Tuesday, December 16, 2008

Life of Poetry

Muriel Rukeyser keeps popping up, so I'm going to suggest anyone unfamiliar with her work to check it out.

Thursday, December 11, 2008

Shun and Censure

While it comes as no surprise that Canada, Australia, New Zealand, and the United States continue to obstruct democratic participation by indigenous peoples in climate change talks at the United Nations, it is still disheartening to watch the UN perpetuate the bankrupt global carbon market schemes through the World Bank and other UN agencies. Even more distressing, is the hypocrisy of the international institution, especially given its much-touted declaration in support of indigenous human rights one year ago.

For those grown accustomed to fraud and other criminal enterprises by UN member states like the US, it is saddening to see the UN take the same route to perdition. With ecosystems and economies in collapse worldwide, the perfidy shown toward the Indigenous Caucus in Poznan was both foolish and unkind.
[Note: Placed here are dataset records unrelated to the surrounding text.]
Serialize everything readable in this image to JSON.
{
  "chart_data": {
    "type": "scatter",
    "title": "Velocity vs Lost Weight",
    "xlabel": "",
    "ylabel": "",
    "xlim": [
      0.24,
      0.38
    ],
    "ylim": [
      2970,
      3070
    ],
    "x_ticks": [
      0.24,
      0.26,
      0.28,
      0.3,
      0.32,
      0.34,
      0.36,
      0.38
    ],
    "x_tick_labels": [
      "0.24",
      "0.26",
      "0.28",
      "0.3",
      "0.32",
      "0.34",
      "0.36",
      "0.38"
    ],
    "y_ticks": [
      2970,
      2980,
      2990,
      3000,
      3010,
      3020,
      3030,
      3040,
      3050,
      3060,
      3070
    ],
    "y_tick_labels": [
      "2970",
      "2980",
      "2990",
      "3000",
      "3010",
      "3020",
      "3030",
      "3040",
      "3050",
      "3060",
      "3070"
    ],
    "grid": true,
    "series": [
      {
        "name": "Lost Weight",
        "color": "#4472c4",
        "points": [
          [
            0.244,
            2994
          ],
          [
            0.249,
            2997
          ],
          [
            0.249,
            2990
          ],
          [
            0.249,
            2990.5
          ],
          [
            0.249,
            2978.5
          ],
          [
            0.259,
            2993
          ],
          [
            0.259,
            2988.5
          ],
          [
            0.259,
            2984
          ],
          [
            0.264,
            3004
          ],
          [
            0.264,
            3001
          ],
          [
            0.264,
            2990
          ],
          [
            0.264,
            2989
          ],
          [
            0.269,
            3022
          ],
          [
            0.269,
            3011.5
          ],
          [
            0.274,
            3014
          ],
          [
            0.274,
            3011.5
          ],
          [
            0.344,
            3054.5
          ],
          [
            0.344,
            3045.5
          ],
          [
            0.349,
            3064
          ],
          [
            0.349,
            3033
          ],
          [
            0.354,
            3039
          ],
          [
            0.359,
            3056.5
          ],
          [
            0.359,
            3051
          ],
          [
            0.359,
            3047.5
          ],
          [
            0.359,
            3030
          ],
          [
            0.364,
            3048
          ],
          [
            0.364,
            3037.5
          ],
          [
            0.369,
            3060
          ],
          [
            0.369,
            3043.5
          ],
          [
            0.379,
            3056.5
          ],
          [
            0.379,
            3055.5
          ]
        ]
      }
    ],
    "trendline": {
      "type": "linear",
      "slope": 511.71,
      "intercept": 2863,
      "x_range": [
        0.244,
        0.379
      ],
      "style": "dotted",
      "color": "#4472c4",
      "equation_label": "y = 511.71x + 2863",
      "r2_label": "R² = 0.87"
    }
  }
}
The generosity of the indigenous delegates and the First Nations that sent them to help the UN in this crisis should be rewarded, not rebuffed. People of conscience worldwide should both shun and censure their governments for behaving so rudely.

Saturday, December 06, 2008

Bona Fide Blogging

Blogs are now an accepted genre of human communication. Indeed, when it comes to the written form, it is the most popular participatory mode.

I mean, every literary society in and out of academia and publishing has blogs, and often the best are those not written by professional authors or journalists. So why are bloggers not considered bona fide writers?

Maybe it's because blogging is relatively new and difficult to establish standards for. But then, what is the standard for a short story, a memoir or a novel? That it be interesting? Popular? Profitable?

Blogging can be all that. So why no recognition of the venue? Is it because bloggers came by their skills without formal education? That would hardly seem fair.

No, I think blogging is less favored because it is perceived to be less engaged--a sometimes accurate and thus forgivable prejudice. But then, do not the famous and fortunate also sometimes produce pulp for profit in between magnificent works of art?

Friday, December 05, 2008

Casablanca

Asserting that Portugal would never intentionally violate international law, Portugal's foreign minister today announced that no documents exist proving Portugal's complicity in smuggling kidnapped prisoners to the Guantanamo, Cuba torture camp. The assertion follows on the heels of a damning report in the Spanish media, that 95% of the prisoners bound for abuse by the CIA arrived on flights from the Portuguese Azores. Ever the wit, the Portuguese attorney general promised to get to the bottom of the allegations.